NEW YORK, Sept 30 (Reuters) - New Zealand teenager Danny Lee, who eclipsed Tiger Woods last month as the youngest U.S. amateur champion, has set his sights on victory when he makes his second PGA Tour appearance of the season this week.
The Rotorua High School senior, 18, said he wanted to impress at the $6 million Turning Stone Resort Championship in Verona, New York.
“I’m not just here for making the cut,” Lee told reporters on Tuesday during preparation for Thursday’s opening round. “Hopefully if I play well enough I can win this tournament. That’s my goal.”
Lee, who beat American Drew Kittleson 5&4 in the U.S. amateur final in Pinehurst, North Carolina last month, plans to turn professional after next year’s U.S. Open.
Whether or not he triumphs on Sunday, he intends to maintain the bold approach to the game which has so far served him well.
“It’s not going to change me,” said Lee, who is in this week’s field on a sponsor’s exemption. “Every tournament I play, even the major tournaments, I’m coming over here to win, not just making the cut, so...”
Asked what victory this week would mean to him, the South Korean native replied: “I don’t know.

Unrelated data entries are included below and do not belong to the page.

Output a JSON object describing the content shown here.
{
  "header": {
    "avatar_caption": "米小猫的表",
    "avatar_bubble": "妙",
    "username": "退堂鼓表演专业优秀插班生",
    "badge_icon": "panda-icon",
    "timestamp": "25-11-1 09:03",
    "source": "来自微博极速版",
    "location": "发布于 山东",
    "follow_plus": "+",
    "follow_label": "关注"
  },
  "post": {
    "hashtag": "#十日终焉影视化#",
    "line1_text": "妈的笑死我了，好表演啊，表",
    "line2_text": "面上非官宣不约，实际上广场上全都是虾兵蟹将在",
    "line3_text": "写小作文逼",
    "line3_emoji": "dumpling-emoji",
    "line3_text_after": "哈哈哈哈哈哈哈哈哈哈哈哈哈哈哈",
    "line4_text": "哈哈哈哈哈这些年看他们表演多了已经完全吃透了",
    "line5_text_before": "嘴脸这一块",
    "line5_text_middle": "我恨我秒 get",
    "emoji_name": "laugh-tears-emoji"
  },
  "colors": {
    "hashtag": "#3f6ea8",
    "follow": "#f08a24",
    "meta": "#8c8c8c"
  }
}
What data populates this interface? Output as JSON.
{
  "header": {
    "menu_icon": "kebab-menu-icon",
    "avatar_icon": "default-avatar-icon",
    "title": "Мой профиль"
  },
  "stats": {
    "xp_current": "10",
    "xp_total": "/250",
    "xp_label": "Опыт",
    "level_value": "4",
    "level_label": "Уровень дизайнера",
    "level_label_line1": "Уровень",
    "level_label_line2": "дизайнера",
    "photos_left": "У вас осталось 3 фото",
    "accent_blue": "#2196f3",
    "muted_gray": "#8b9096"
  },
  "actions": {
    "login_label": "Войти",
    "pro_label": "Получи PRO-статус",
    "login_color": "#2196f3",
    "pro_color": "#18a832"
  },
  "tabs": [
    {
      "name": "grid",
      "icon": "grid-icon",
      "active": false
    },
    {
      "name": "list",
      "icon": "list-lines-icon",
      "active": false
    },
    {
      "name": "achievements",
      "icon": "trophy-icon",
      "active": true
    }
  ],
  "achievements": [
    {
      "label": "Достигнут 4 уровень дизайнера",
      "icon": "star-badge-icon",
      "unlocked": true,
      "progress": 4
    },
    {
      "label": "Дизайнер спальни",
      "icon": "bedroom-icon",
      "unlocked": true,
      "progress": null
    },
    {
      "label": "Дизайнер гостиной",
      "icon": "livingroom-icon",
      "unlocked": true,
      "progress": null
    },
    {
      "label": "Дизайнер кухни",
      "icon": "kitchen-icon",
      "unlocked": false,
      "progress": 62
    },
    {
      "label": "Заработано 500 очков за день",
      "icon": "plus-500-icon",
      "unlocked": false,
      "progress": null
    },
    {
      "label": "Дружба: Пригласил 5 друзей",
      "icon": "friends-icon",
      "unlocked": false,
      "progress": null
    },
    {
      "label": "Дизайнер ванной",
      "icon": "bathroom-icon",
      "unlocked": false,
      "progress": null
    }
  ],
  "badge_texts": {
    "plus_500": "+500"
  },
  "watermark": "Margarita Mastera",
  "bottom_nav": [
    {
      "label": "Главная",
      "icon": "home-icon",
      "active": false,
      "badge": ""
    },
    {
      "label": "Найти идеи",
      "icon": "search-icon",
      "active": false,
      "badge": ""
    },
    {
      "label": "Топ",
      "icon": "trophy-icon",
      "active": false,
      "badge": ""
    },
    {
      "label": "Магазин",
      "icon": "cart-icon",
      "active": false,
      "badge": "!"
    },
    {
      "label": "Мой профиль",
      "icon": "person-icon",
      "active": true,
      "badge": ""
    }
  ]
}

I will say something after I win the tournament.”
Lee, who turned 18 in July, was more than six months younger than 1994 U.S. amateur champion Woods when he outclassed Kittleson in their 36-hole final at Pinehurst.
The previous week, he finished in a highly creditable tie for 20th at the PGA Tour’s Wyndham Championship where he also played on a sponsor’s exemption.
At Atunyote, however, he faces a strong field of battle-hardened professionals in the second event of the PGA Tour’s seven-tournament Fall Series.
Former major winners Davis Love III, David Duval, Rich Beem, Mark Calcavecchia and Steve Elkington are competing, along with emerging American talent Sean O’Hair.
The field also includes several PGA Tour champions this season, among them Japan’s Ryuji Imada, Swedes Carl Pettersson and Richard S. Johnson and Americans Steve Lowery and Will MacKenzie.